At a rally last month in Nevada, Donald Trump announced that, if elected, he would exempt tips from federal taxes. Of the 20 “promises” in the 2024 G.O.P. platform, No. 6 is “Large tax cuts for workers, and no tax on tips!” Republicans in Congress are already working on a bill designed to do just that. Last week, they introduced “Tax Free Tips Act of 2024,” which would end federal income and employment taxes on tips. The Senate bill, supported by both of Nevada’s Democratic senators, Jacky Rosen and Catherine Cortez Masto, calls for an end to income tax on tips alone.

But unlike the Trump proposal to do away with all taxes on tips, the bill does not include an exemption for payroll taxes, Medicare and Social Security, the only taxes owed by most low income workers. The bill would only benefit the 50 percent of servers who make more than $32,000. The other half, which earns less than 32,000, already don’t pay federal taxes on their income. The bill would do nothing for the four out of 10 women working tipped jobs who live near or below the federal poverty line.

Efforts to ease the burden of tipped workers seem like attempts to pander to non-college educated white voters by offering a mostly meaningless solution to income inequality. The Senate bill has been enthusiastically endorsed by the National Restaurant Association, which I believe stands to benefit from quelling a growing movement and organizing effort to require a living wave for tipped workers.

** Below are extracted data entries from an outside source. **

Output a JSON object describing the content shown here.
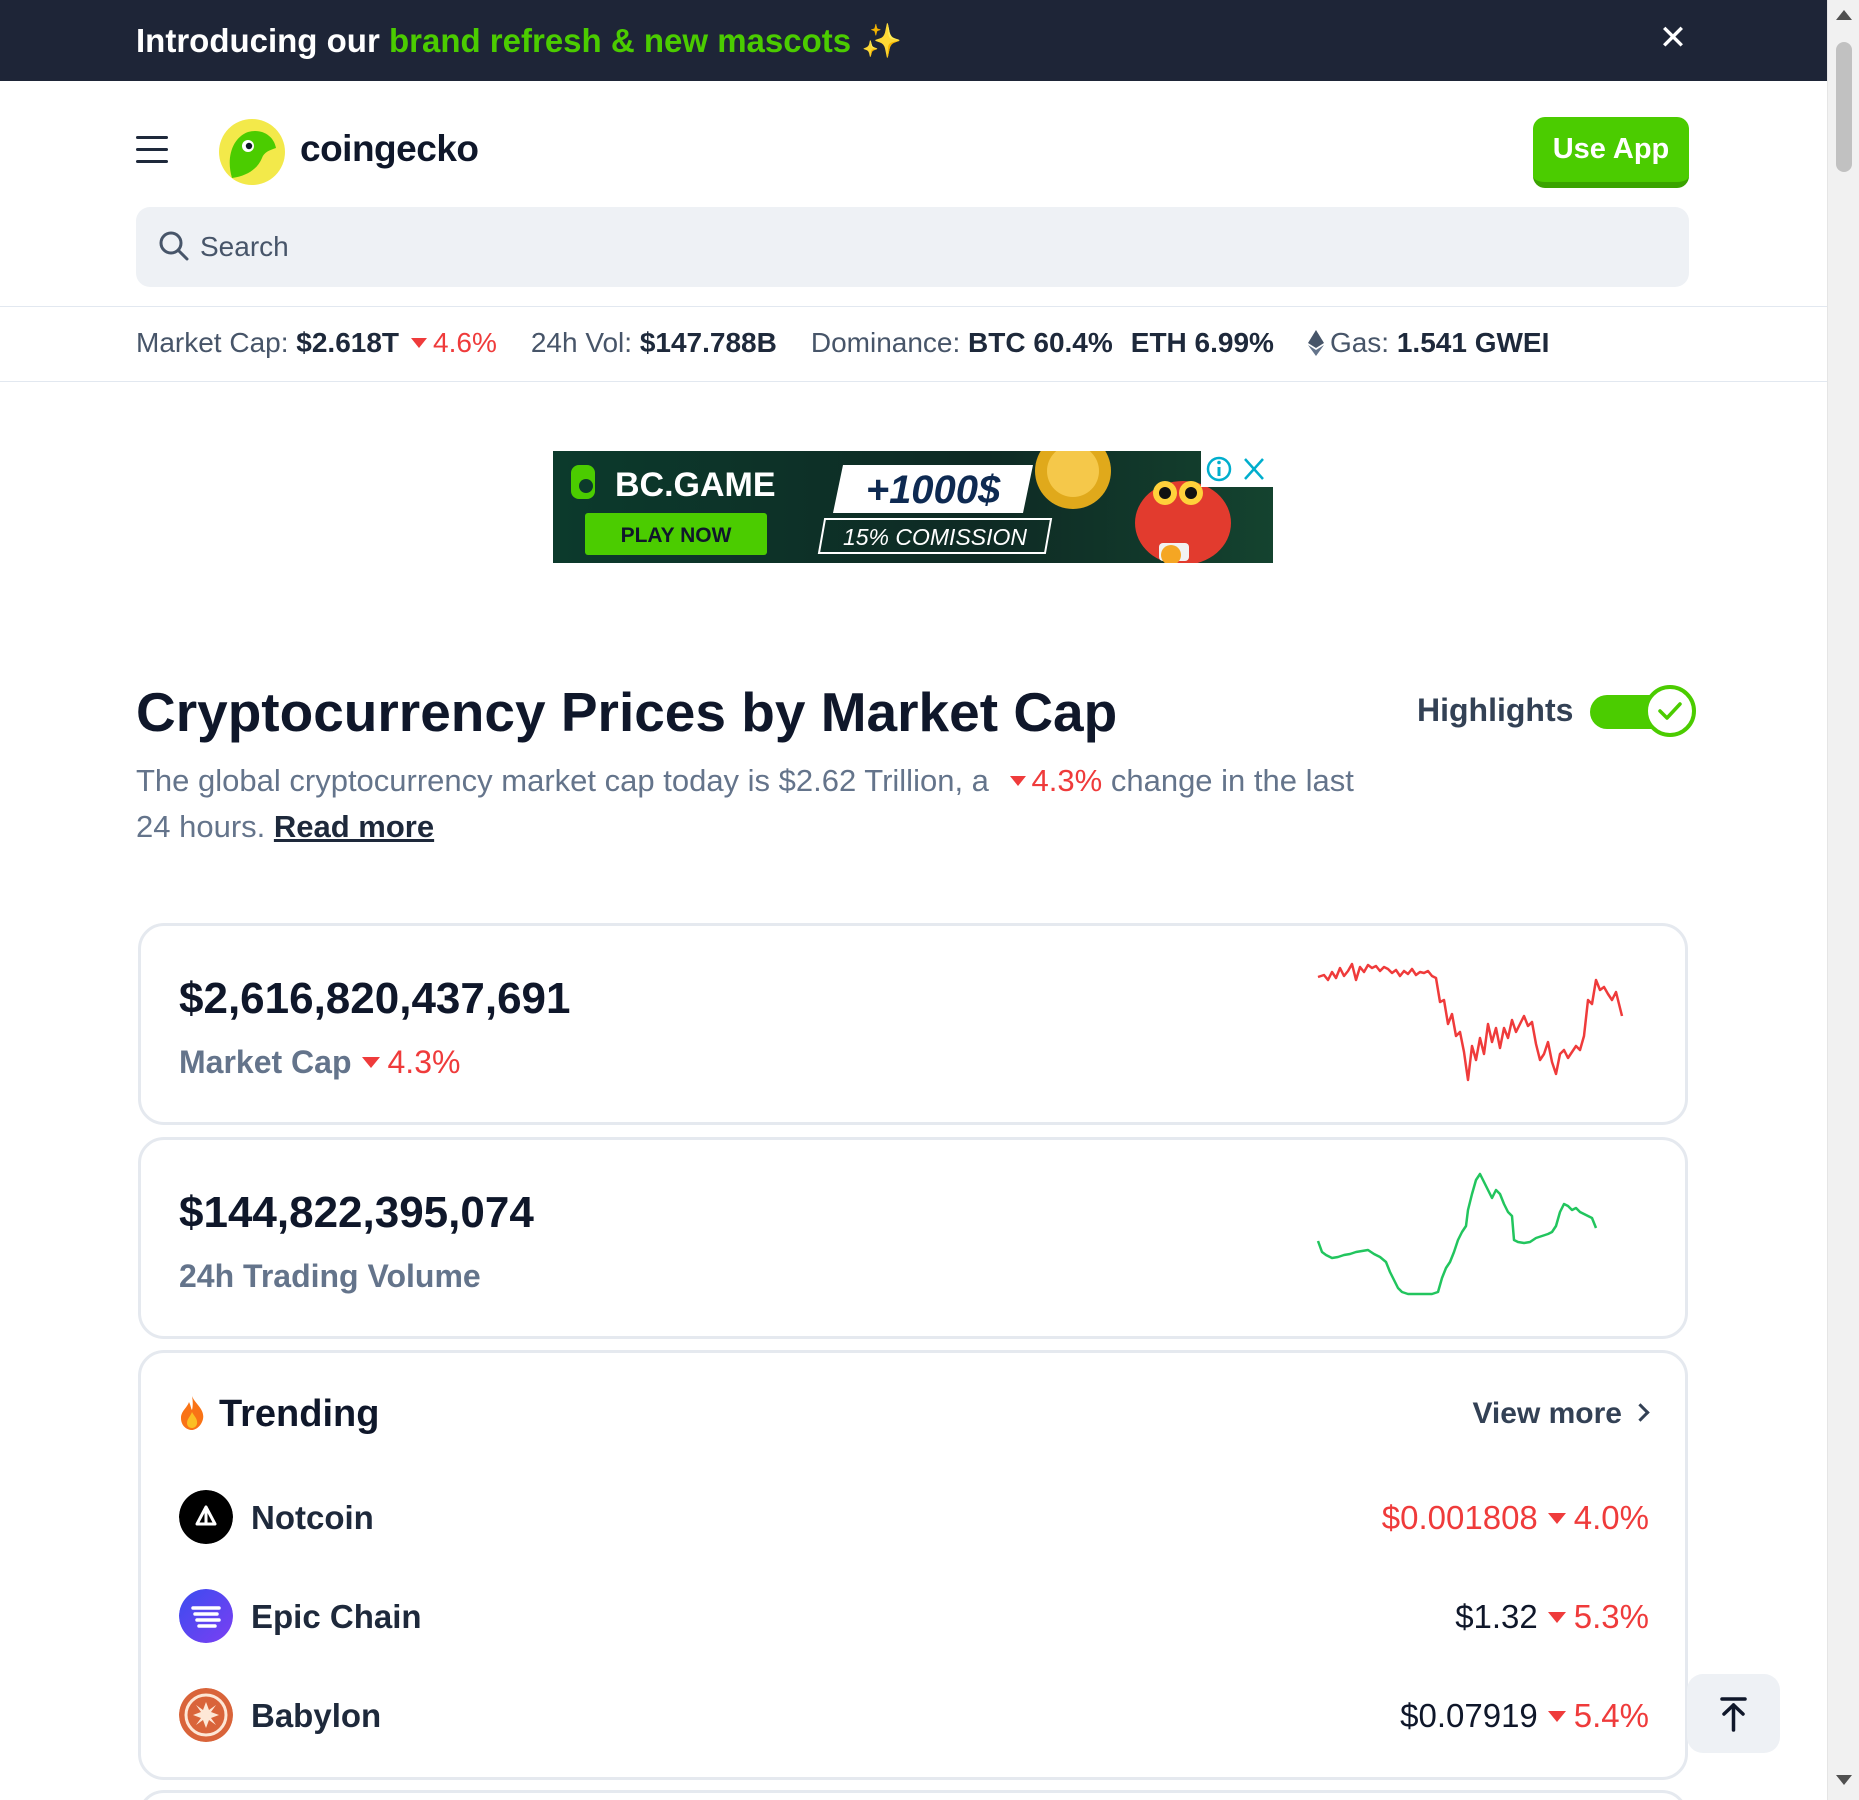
{
  "announcement": {
    "prefix": "Introducing our",
    "highlight": "brand refresh & new mascots",
    "emoji": "✨",
    "close_glyph": "✕"
  },
  "header": {
    "brand": "coingecko",
    "use_app_label": "Use App",
    "search_placeholder": "Search"
  },
  "stats": {
    "market_cap_label": "Market Cap:",
    "market_cap_value": "$2.618T",
    "market_cap_change": "4.6%",
    "vol_label": "24h Vol:",
    "vol_value": "$147.788B",
    "dominance_label": "Dominance:",
    "btc_dom": "BTC 60.4%",
    "eth_dom": "ETH 6.99%",
    "gas_label": "Gas:",
    "gas_value": "1.541 GWEI"
  },
  "ad": {
    "brand": "BC.GAME",
    "cta": "PLAY NOW",
    "bonus": "+1000$",
    "commission": "15% COMISSION"
  },
  "page": {
    "title": "Cryptocurrency Prices by Market Cap",
    "subtitle_before": "The global cryptocurrency market cap today is $2.62 Trillion, a",
    "subtitle_change": "4.3%",
    "subtitle_after": "change in the last 24 hours.",
    "read_more": "Read more",
    "highlights_label": "Highlights",
    "highlights_on": true
  },
  "cards": {
    "market_cap": {
      "value": "$2,616,820,437,691",
      "label": "Market Cap",
      "change": "4.3%"
    },
    "volume": {
      "value": "$144,822,395,074",
      "label": "24h Trading Volume"
    }
  },
  "trending": {
    "title": "Trending",
    "view_more": "View more",
    "items": [
      {
        "name": "Notcoin",
        "price": "$0.001808",
        "change": "4.0%",
        "icon": "notcoin-icon"
      },
      {
        "name": "Epic Chain",
        "price": "$1.32",
        "change": "5.3%",
        "icon": "epic-chain-icon"
      },
      {
        "name": "Babylon",
        "price": "$0.07919",
        "change": "5.4%",
        "icon": "babylon-icon"
      }
    ]
  },
  "colors": {
    "brand_green": "#4bcc00",
    "negative_red": "#ef3b3b",
    "dark_bar": "#1e2537"
  }
}
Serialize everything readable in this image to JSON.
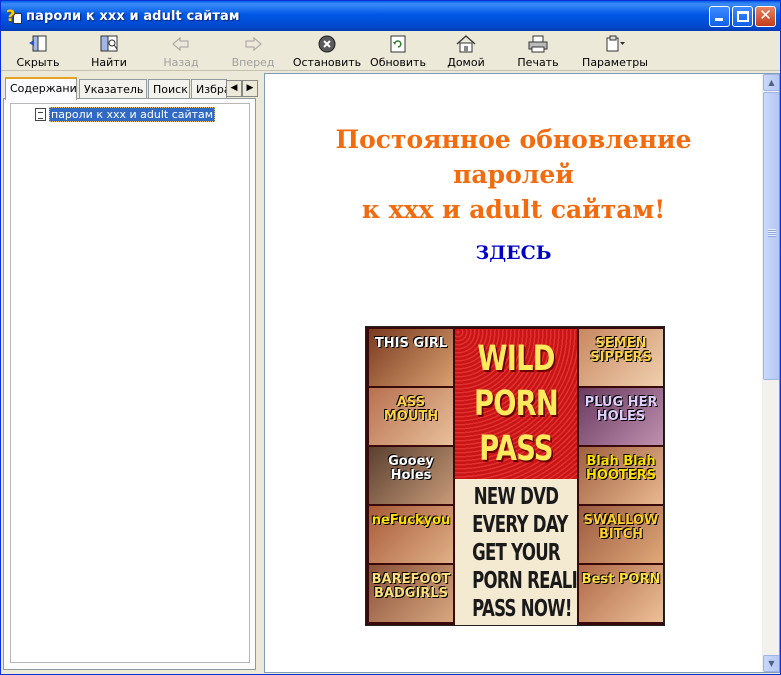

I never did make enough in tips to owe much in taxes. I’ve had a few good nights, more often tending bar than waiting tables. I made $600 one night at a gay club in Washington, D.C. More often, I didn’t make enough in tips to afford a meal at any of the restaurants where I worked. Not that I had time to eat. There were ketchup bottles to fill. A table to clear. Drinks that needed to be refilled.